Wednesday, February 20, 2008

Hindu Nationalists for Uniform civil code

Despite Opposition from Mullah-Padre-Comrade brigade
The term civil code is used to cover the entire body of laws governing rights relating to property and otherwise in personal matters like marriage, divorce, maintenance, adoption and inheritance.
As things stand, there are different laws governing these aspects for different communities in India. Thus, the laws governing inheritance or divorce among Hindus would be different from those pertaining to Muslims or Christians and so on.
The demand for a uniform civil code essentially means unifying all these “personal laws” to have one set of secular laws dealing with these aspects that will apply to all citizens of India irrespective of the community they belong to. Though the exact contours of such a uniform code have not been spelt out, it should presumably incorporate the most modern and progressive aspects of all existing personal laws while discarding those which are retrograde.
What does the Indian Constitution have to say on the subject?
Article 44, which is one of the “directive principles” laid down in the Constitution says: “The State shall endeavour to secure for the citizens a uniform civil code throughout the territory of India.” As Article 37 of the Constitution itself makes clear, the directive principles “shall not be enforceable by any court”. Nevertheless, they are “fundamental in the governance of the country”.
What has the Supreme Court said on the issue?
Very recently, while hearing a case pertaining to whether a Christian has the right to bequeath property to a charity, the court regretted the fact that the state had not yet implemented a uniform civil code.

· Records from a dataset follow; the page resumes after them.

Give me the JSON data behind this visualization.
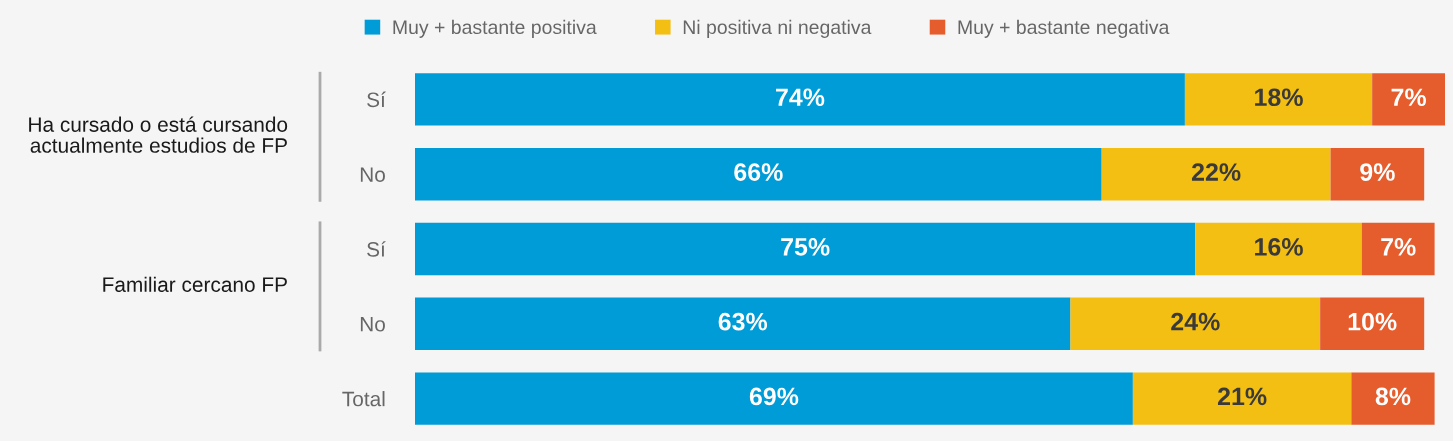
{
  "chart_data": {
    "type": "bar",
    "orientation": "horizontal",
    "stacked": true,
    "categories": [
      "Sí",
      "No",
      "Sí",
      "No",
      "Total"
    ],
    "series": [
      {
        "name": "Muy + bastante positiva",
        "color": "#009cd7",
        "values": [
          74,
          66,
          75,
          63,
          69
        ],
        "value_labels": [
          "74%",
          "66%",
          "75%",
          "63%",
          "69%"
        ]
      },
      {
        "name": "Ni positiva ni negativa",
        "color": "#f4bf13",
        "values": [
          18,
          22,
          16,
          24,
          21
        ],
        "value_labels": [
          "18%",
          "22%",
          "16%",
          "24%",
          "21%"
        ]
      },
      {
        "name": "Muy + bastante negativa",
        "color": "#e55c2d",
        "values": [
          7,
          9,
          7,
          10,
          8
        ],
        "value_labels": [
          "7%",
          "9%",
          "7%",
          "10%",
          "8%"
        ]
      }
    ],
    "annotations": [
      "Ha cursado o está cursando\nactualmente estudios de FP",
      "Familiar cercano FP"
    ],
    "xlim": [
      0,
      99
    ],
    "tick_labels": "y",
    "legend": "top"
  }
}
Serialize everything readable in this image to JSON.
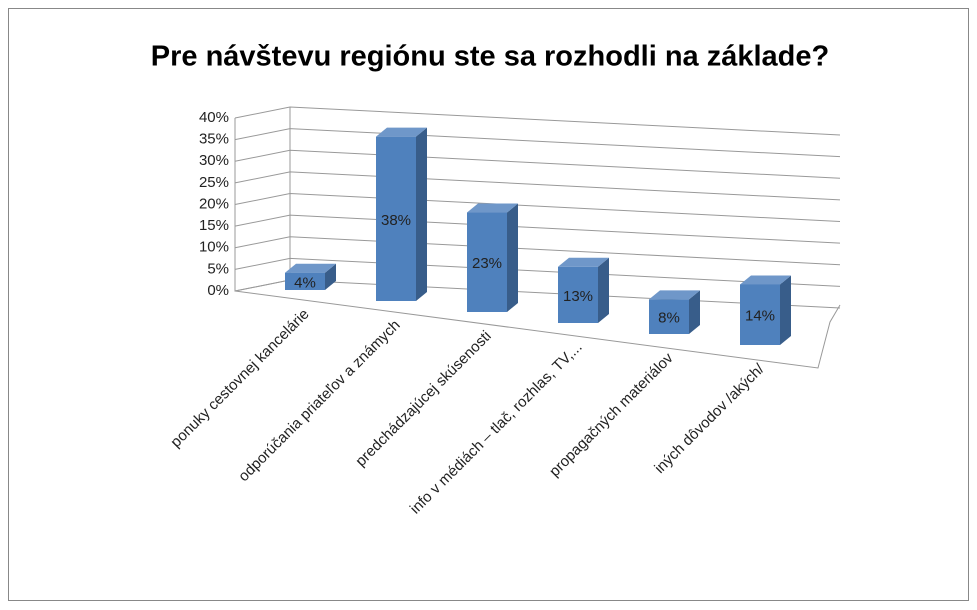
{
  "chart_data": {
    "type": "bar3d",
    "title": "Pre návštevu regiónu ste sa rozhodli na základe?",
    "categories": [
      "ponuky cestovnej kancelárie",
      "odporúčania priateľov a známych",
      "predchádzajúcej skúsenosti",
      "info v médiách – tlač, rozhlas, TV,...",
      "propagačných materiálov",
      "iných dôvodov /akých/"
    ],
    "values": [
      4,
      38,
      23,
      13,
      8,
      14
    ],
    "value_labels": [
      "4%",
      "38%",
      "23%",
      "13%",
      "8%",
      "14%"
    ],
    "color": "#4f81bd",
    "ylim": [
      0,
      40
    ],
    "yticks": [
      {
        "value": 0,
        "label": "0%"
      },
      {
        "value": 5,
        "label": "5%"
      },
      {
        "value": 10,
        "label": "10%"
      },
      {
        "value": 15,
        "label": "15%"
      },
      {
        "value": 20,
        "label": "20%"
      },
      {
        "value": 25,
        "label": "25%"
      },
      {
        "value": 30,
        "label": "30%"
      },
      {
        "value": 35,
        "label": "35%"
      },
      {
        "value": 40,
        "label": "40%"
      }
    ],
    "grid": true
  }
}
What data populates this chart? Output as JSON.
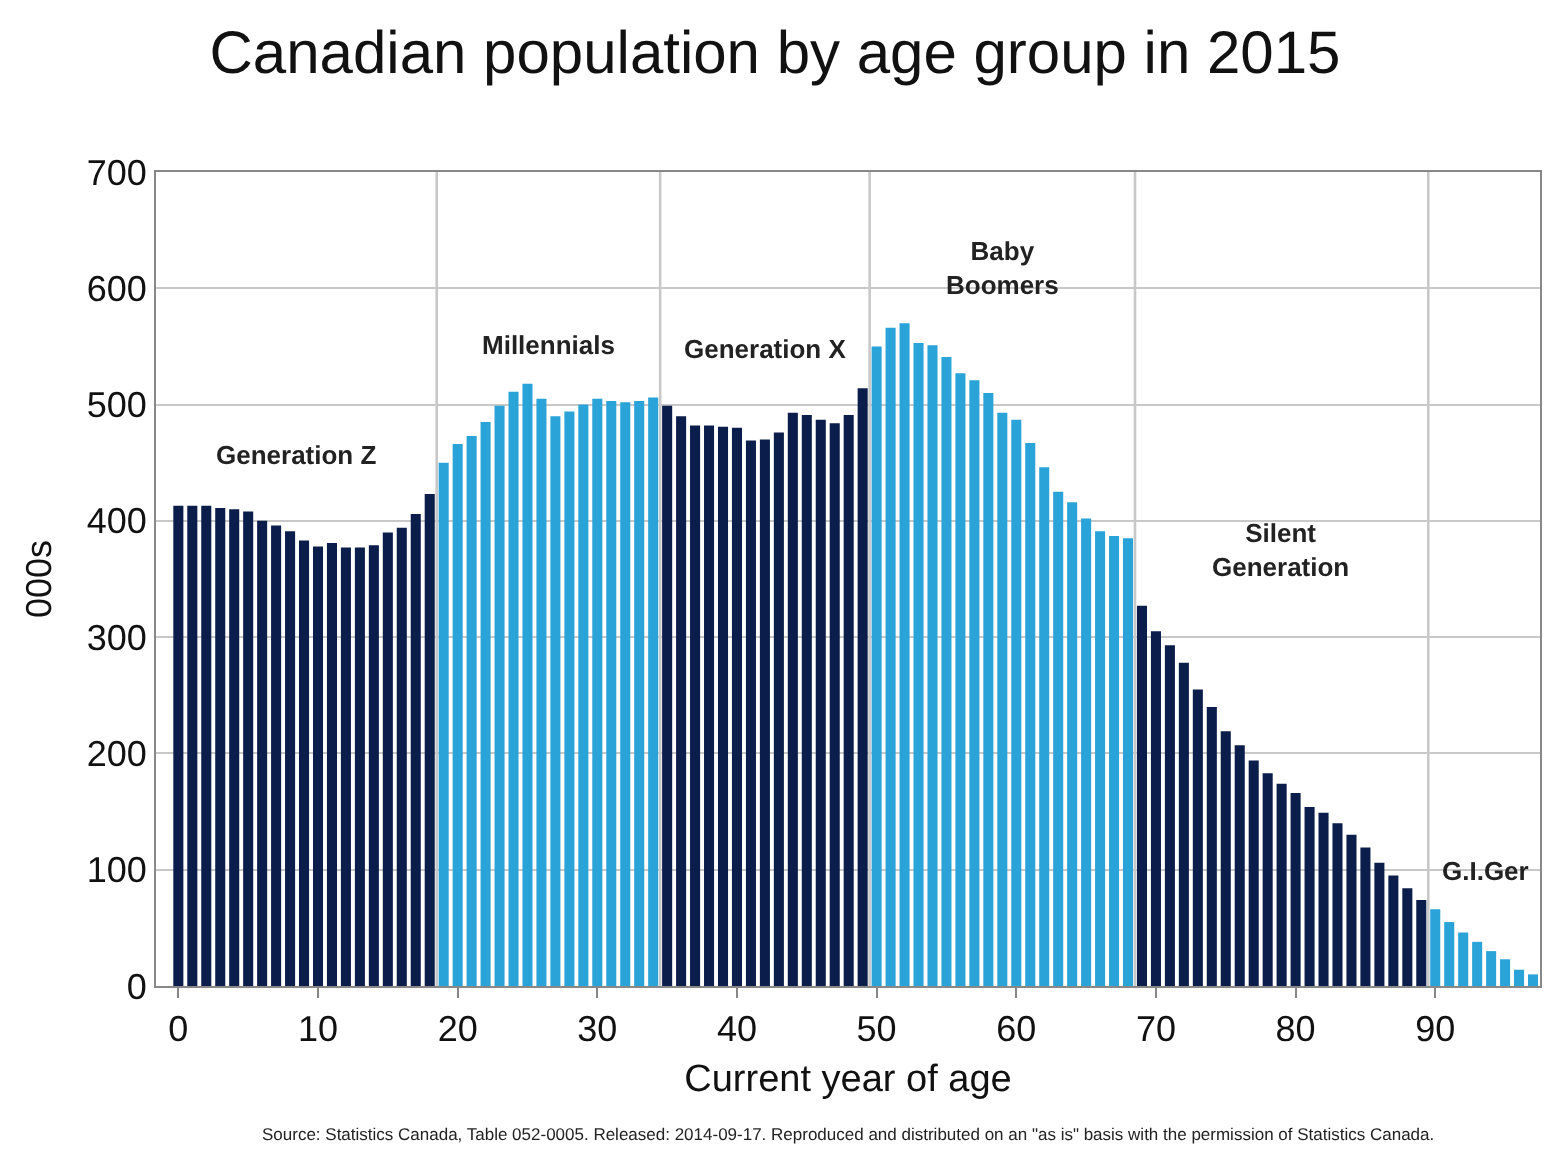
{
  "chart_data": {
    "type": "bar",
    "title": "Canadian population by age group in 2015",
    "xlabel": "Current year of age",
    "ylabel": "000s",
    "x": [
      0,
      1,
      2,
      3,
      4,
      5,
      6,
      7,
      8,
      9,
      10,
      11,
      12,
      13,
      14,
      15,
      16,
      17,
      18,
      19,
      20,
      21,
      22,
      23,
      24,
      25,
      26,
      27,
      28,
      29,
      30,
      31,
      32,
      33,
      34,
      35,
      36,
      37,
      38,
      39,
      40,
      41,
      42,
      43,
      44,
      45,
      46,
      47,
      48,
      49,
      50,
      51,
      52,
      53,
      54,
      55,
      56,
      57,
      58,
      59,
      60,
      61,
      62,
      63,
      64,
      65,
      66,
      67,
      68,
      69,
      70,
      71,
      72,
      73,
      74,
      75,
      76,
      77,
      78,
      79,
      80,
      81,
      82,
      83,
      84,
      85,
      86,
      87,
      88,
      89,
      90,
      91,
      92,
      93,
      94,
      95,
      96,
      97
    ],
    "values": [
      413,
      413,
      413,
      411,
      410,
      408,
      400,
      396,
      391,
      383,
      378,
      381,
      377,
      377,
      379,
      390,
      394,
      406,
      423,
      450,
      466,
      473,
      485,
      499,
      511,
      518,
      505,
      490,
      494,
      500,
      505,
      503,
      502,
      503,
      506,
      499,
      490,
      482,
      482,
      481,
      480,
      469,
      470,
      476,
      493,
      491,
      487,
      484,
      491,
      514,
      550,
      566,
      570,
      553,
      551,
      541,
      527,
      521,
      510,
      493,
      487,
      467,
      446,
      425,
      416,
      402,
      391,
      387,
      385,
      327,
      305,
      293,
      278,
      255,
      240,
      219,
      207,
      194,
      183,
      174,
      166,
      154,
      149,
      140,
      130,
      119,
      106,
      95,
      84,
      74,
      66,
      55,
      46,
      38,
      30,
      23,
      14,
      10
    ],
    "colors": [
      "#0b1d4a",
      "#0b1d4a",
      "#0b1d4a",
      "#0b1d4a",
      "#0b1d4a",
      "#0b1d4a",
      "#0b1d4a",
      "#0b1d4a",
      "#0b1d4a",
      "#0b1d4a",
      "#0b1d4a",
      "#0b1d4a",
      "#0b1d4a",
      "#0b1d4a",
      "#0b1d4a",
      "#0b1d4a",
      "#0b1d4a",
      "#0b1d4a",
      "#0b1d4a",
      "#2aa3d8",
      "#2aa3d8",
      "#2aa3d8",
      "#2aa3d8",
      "#2aa3d8",
      "#2aa3d8",
      "#2aa3d8",
      "#2aa3d8",
      "#2aa3d8",
      "#2aa3d8",
      "#2aa3d8",
      "#2aa3d8",
      "#2aa3d8",
      "#2aa3d8",
      "#2aa3d8",
      "#2aa3d8",
      "#0b1d4a",
      "#0b1d4a",
      "#0b1d4a",
      "#0b1d4a",
      "#0b1d4a",
      "#0b1d4a",
      "#0b1d4a",
      "#0b1d4a",
      "#0b1d4a",
      "#0b1d4a",
      "#0b1d4a",
      "#0b1d4a",
      "#0b1d4a",
      "#0b1d4a",
      "#0b1d4a",
      "#2aa3d8",
      "#2aa3d8",
      "#2aa3d8",
      "#2aa3d8",
      "#2aa3d8",
      "#2aa3d8",
      "#2aa3d8",
      "#2aa3d8",
      "#2aa3d8",
      "#2aa3d8",
      "#2aa3d8",
      "#2aa3d8",
      "#2aa3d8",
      "#2aa3d8",
      "#2aa3d8",
      "#2aa3d8",
      "#2aa3d8",
      "#2aa3d8",
      "#2aa3d8",
      "#0b1d4a",
      "#0b1d4a",
      "#0b1d4a",
      "#0b1d4a",
      "#0b1d4a",
      "#0b1d4a",
      "#0b1d4a",
      "#0b1d4a",
      "#0b1d4a",
      "#0b1d4a",
      "#0b1d4a",
      "#0b1d4a",
      "#0b1d4a",
      "#0b1d4a",
      "#0b1d4a",
      "#0b1d4a",
      "#0b1d4a",
      "#0b1d4a",
      "#0b1d4a",
      "#0b1d4a",
      "#0b1d4a",
      "#2aa3d8",
      "#2aa3d8",
      "#2aa3d8",
      "#2aa3d8",
      "#2aa3d8",
      "#2aa3d8",
      "#2aa3d8",
      "#2aa3d8"
    ],
    "xlim": [
      -1.6,
      97.5
    ],
    "xticks": [
      0,
      10,
      20,
      30,
      40,
      50,
      60,
      70,
      80,
      90
    ],
    "ylim": [
      0,
      700
    ],
    "yticks": [
      0,
      100,
      200,
      300,
      400,
      500,
      600,
      700
    ],
    "grid": "y",
    "ref_lines": [
      {
        "axis": "x",
        "value": 18.5,
        "color": "#c8c8c8"
      },
      {
        "axis": "x",
        "value": 34.5,
        "color": "#c8c8c8"
      },
      {
        "axis": "x",
        "value": 49.5,
        "color": "#c8c8c8"
      },
      {
        "axis": "x",
        "value": 68.5,
        "color": "#c8c8c8"
      },
      {
        "axis": "x",
        "value": 89.5,
        "color": "#c8c8c8"
      }
    ],
    "annotations": [
      "Generation Z",
      "Millennials",
      "Generation X",
      "Baby Boomers",
      "Silent Generation",
      "G.I.Ger",
      "Source: Statistics Canada, Table 052-0005. Released: 2014-09-17. Reproduced and distributed on an \"as is\" basis with the permission of Statistics Canada."
    ]
  }
}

This is not the first time that the apex court has expressed itself in favour of a uniform civil code or taken a dim view of the government’s and legislature’s inability to bring it into being. There have been other occasions — like during the Shah Bano case and later in the Sarla Mudgal case — where too the apex court has come out strongly in favour of the enactment of a uniform civil code. However, none of these comments are binding on the executive or the legislature and do not amount to orders. At best, they exert some moral pressure on the Indian state to move towards formulating a uniform civil code.
Would a uniform code affect the personal laws of only one community?
Not at all. The perception that a uniform civil code would necessitate changes in only Muslim personal law is quite incorrect. As women’s organisations and others have repeatedly pointed out, personal laws governing different communities in India have a common feature — they are all gender-biased.
For instance, the law pertaining to succession among Hindus is unequal in the way it treats men and women. A truly modern, secular, non-discriminatory and progressive code would, therefore, mean changes in all personal laws. The concept of the “Hindu undivided family”, at least insofar as it pertains to succession, would also obviously have to undergo a change under a uniform civil code. Similarly, Muslim, Christian and other personal laws too would have to change. This also explains why historically changes in personal law have been resisted not just by one community, but by the ruling orthodoxy in all of them.
What had prevented a uniform civil code from coming into being?
Since it involves a change in laws, an obvious prerequisite is sufficient support for the move within Parliament. The reason this has been difficult to achieve has been because most parties have held the view that the reform of laws pertaining to the personal domain is better done by pressure for such change from within communities rather than as an imposition from above. Further, for historical reasons, the demand for a uniform civil code has acquired communal overtones which have overshadowed the innate merits of the proposal.
To put the delay in perspective, however, it should be added that Article 44 of the Constitution is by no means the only directive principle to have not been implemented more than half a century after it was laid down. Most directive principles continue to remain pious doctrines rather than the law of the land.